NFL appeals arbitrator's ruling in Peterson case
Adrian Peterson, the NFL Players Association and the NFL aren't done in the courts just yet.
The NFL announced it plans an appeal in the Eight Circuit Court of Appeals after U.S. District Court Judge David Doty had vacated an arbitrator's ruling against Peterson and the NFLPA. In an appeal by the NFLPA, Doty ruled Thursday that arbitrator Harold Henderson had overstepped his authority and Peterson was punished by commissioner Roger Goodell under the new personal conduct policy for an incident which occurred before the new policy took effect.
The ruling appeared to have dealt a blow to the NFL's enforcement of its new policy. Peterson was suspended by the league for injuring his 4-year-old son while disciplining the boy with a wooden switch. Peterson is seeking immediate reinstatement with his reinstatement currently subject to review on April 15.
Following Doty's 16-page ruling, the NFL announced it will exercise its right to appeal the decision within the circuit court of appeals. Meanwhile, Peterson will be returned to the commissioner's special exempt list where he spent 10 weeks last season while his legal case was pending. Peterson pleaded no contest to misdemeanor reckless assault and was later suspended for the final six games of last season by Goodell.
"Judge Doty's order did not contain any determinations concerning the fairness of the appeals process under the CBA, including the commissioner's longstanding authority to appoint a designee to act as hearing officer," the NFL announced in a statement. "Even so, we believe strongly that Judge Doty's order is incorrect and fundamentally at odds with well-established legal precedent governing the district court's role in reviewing arbitration decisions. As a result, we have filed a notice of appeal to have the ruling reviewed by the Eighth Circuit Court of Appeals. In the interim, Adrian Peterson will be returned to the Commissioner Exempt List pending further proceedings by appeals officer Harold Henderson or a determination by the Eighth Circuit Court."
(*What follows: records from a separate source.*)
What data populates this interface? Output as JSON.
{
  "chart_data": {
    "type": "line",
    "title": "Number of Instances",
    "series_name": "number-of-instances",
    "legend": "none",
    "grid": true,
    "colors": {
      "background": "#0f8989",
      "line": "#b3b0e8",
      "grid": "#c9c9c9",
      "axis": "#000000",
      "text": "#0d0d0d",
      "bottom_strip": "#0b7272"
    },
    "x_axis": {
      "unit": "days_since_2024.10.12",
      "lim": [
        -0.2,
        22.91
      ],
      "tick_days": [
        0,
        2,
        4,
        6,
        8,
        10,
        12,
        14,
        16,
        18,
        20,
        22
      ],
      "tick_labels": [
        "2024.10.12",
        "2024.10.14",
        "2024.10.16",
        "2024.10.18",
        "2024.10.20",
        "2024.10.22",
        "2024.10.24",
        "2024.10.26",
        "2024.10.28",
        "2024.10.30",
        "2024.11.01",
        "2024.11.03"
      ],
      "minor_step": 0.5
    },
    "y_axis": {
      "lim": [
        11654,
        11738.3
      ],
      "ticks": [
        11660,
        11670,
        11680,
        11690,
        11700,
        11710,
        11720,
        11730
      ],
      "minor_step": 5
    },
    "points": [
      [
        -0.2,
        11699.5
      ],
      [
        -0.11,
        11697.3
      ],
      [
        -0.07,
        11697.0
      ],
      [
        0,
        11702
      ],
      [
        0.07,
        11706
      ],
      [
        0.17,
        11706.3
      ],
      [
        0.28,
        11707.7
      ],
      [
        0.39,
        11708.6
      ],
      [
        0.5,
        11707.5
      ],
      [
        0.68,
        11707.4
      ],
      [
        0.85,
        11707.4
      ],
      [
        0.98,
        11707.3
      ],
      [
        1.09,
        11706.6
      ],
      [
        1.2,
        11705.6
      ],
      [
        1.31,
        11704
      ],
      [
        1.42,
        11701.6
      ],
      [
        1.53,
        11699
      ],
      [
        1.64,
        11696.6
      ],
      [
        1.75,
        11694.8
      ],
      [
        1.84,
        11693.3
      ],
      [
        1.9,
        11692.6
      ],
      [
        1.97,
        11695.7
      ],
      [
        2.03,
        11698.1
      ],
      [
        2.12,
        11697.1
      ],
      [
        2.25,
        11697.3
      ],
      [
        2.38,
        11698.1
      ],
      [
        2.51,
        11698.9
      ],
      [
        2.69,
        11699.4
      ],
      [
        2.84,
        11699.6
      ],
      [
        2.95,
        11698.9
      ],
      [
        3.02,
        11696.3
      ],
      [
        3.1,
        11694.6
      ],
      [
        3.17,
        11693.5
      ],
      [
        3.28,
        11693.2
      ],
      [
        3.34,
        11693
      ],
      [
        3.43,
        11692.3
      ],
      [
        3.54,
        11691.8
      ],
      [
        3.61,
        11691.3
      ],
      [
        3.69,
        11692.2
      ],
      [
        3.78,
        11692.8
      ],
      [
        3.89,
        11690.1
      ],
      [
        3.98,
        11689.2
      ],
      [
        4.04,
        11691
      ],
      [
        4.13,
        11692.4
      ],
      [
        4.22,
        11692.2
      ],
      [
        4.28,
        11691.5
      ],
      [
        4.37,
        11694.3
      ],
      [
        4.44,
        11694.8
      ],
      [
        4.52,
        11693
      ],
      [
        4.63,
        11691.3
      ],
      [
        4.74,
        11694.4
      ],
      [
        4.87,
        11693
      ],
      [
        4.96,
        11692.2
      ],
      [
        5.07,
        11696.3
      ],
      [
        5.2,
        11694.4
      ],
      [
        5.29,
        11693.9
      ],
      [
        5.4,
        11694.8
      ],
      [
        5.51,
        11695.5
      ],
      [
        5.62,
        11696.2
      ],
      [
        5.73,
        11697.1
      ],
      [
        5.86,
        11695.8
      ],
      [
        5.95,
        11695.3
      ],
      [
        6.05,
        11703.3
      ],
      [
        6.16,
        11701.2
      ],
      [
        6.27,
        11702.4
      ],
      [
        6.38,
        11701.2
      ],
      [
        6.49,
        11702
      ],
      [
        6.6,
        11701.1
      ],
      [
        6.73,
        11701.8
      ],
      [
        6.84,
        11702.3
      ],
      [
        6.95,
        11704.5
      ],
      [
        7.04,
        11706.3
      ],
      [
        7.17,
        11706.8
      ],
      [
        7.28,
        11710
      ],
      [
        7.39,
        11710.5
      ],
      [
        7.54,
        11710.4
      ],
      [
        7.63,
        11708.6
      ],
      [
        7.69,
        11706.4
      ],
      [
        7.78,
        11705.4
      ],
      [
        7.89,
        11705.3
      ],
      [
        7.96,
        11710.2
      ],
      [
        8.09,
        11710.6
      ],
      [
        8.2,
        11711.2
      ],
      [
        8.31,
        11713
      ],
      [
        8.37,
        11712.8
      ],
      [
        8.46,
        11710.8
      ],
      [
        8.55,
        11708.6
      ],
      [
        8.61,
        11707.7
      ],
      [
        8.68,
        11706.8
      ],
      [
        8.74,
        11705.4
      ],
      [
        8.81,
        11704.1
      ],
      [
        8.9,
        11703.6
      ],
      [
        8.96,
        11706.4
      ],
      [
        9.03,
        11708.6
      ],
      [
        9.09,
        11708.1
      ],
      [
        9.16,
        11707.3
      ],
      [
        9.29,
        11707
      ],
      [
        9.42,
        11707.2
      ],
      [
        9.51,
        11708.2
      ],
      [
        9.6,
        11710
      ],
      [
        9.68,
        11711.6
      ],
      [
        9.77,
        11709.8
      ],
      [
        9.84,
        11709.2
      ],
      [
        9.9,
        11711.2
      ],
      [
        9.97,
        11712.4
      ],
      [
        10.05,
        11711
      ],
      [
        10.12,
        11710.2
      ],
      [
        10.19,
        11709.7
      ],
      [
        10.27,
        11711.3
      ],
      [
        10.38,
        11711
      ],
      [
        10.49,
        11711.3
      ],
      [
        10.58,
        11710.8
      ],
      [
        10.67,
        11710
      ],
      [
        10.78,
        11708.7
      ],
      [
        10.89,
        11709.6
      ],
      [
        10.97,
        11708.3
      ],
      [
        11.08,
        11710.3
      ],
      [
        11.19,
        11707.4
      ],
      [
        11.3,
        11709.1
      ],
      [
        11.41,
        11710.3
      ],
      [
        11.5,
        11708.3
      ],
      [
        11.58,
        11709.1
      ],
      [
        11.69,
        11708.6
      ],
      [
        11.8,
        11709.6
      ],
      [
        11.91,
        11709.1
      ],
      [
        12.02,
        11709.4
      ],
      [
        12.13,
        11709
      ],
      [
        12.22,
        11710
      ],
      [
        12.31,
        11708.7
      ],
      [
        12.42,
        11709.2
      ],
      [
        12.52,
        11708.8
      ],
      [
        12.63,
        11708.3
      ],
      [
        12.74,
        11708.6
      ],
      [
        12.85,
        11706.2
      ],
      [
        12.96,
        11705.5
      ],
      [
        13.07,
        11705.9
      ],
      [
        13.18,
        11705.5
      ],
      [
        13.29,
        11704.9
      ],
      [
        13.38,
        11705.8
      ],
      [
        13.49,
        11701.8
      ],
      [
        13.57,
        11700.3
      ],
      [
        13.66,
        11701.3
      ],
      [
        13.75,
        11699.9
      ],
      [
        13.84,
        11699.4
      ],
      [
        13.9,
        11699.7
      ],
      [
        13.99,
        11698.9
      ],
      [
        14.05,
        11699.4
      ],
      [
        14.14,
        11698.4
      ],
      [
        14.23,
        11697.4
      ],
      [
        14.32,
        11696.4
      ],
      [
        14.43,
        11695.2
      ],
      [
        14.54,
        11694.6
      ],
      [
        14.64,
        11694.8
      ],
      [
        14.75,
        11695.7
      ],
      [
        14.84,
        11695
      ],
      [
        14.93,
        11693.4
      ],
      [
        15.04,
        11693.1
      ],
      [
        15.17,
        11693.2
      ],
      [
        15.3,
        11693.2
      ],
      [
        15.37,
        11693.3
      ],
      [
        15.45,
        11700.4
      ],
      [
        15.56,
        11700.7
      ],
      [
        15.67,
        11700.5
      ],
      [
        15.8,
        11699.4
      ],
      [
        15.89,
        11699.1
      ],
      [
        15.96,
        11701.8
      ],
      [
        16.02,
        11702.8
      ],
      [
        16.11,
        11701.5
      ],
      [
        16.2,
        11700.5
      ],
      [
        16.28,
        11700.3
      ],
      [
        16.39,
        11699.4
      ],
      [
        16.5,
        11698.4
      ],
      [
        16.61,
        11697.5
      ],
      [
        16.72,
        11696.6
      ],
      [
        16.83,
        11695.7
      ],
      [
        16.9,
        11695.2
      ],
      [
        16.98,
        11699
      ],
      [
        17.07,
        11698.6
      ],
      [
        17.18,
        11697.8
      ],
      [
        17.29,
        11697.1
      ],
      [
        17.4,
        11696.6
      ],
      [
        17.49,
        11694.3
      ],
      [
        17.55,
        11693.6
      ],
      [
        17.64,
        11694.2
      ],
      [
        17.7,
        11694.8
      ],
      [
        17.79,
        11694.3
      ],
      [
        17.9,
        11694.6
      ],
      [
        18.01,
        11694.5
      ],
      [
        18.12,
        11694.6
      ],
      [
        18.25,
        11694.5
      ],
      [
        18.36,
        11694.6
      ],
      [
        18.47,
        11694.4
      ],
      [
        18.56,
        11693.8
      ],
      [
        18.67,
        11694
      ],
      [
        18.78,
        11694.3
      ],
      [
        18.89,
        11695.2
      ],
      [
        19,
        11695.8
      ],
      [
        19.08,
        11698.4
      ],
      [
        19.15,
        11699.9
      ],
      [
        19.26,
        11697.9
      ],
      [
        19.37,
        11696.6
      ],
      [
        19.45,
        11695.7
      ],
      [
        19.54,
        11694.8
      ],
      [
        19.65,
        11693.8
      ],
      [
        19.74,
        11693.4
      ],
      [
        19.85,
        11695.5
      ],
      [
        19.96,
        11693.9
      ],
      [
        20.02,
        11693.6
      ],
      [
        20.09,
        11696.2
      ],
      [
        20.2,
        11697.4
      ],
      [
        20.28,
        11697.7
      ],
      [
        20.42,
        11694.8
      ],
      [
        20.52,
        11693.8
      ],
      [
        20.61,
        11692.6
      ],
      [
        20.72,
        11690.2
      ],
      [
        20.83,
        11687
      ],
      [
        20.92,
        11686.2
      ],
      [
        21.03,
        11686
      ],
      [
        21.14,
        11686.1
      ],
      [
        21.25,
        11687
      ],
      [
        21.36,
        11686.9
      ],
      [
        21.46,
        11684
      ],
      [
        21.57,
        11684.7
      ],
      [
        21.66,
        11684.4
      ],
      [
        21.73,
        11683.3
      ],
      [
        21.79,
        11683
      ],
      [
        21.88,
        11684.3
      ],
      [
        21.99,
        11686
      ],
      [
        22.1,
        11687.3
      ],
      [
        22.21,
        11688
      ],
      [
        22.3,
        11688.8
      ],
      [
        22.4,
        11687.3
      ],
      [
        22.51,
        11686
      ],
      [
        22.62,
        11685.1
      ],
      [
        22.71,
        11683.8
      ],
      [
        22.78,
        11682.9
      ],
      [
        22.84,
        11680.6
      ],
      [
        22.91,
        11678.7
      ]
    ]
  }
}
Peterson's status remains in question while the league and NFLPA battle through the court system. Since he is back on the exempt list -- and not suspended -- he is allowed to communicate with the Vikings, which he was not allowed to do when he was banned. Also, while on the exempt list he can be traded -- though not until the start of the league year -- and released.
Peterson, 29, still has three years remaining on the contract he signed in 2011 making him the league's highest-paid running back. The Vikings' all-time leading rusher is due $12.75 million in 2015 and would count $15.4 million against the salary cap for Minnesota. If the Vikings were to cut Peterson, he would count as $2.4 million towards the cap in dead money.
"Adrian Peterson is an important member of the Minnesota Vikings, and our focus remains on welcoming him back when he is able to rejoin our organization," the Vikings said Thursday in a statement. "Today's ruling leaves Adrian's status under the control of the NFL, the NFLPA and the legal system, and we will have no further comment at this time."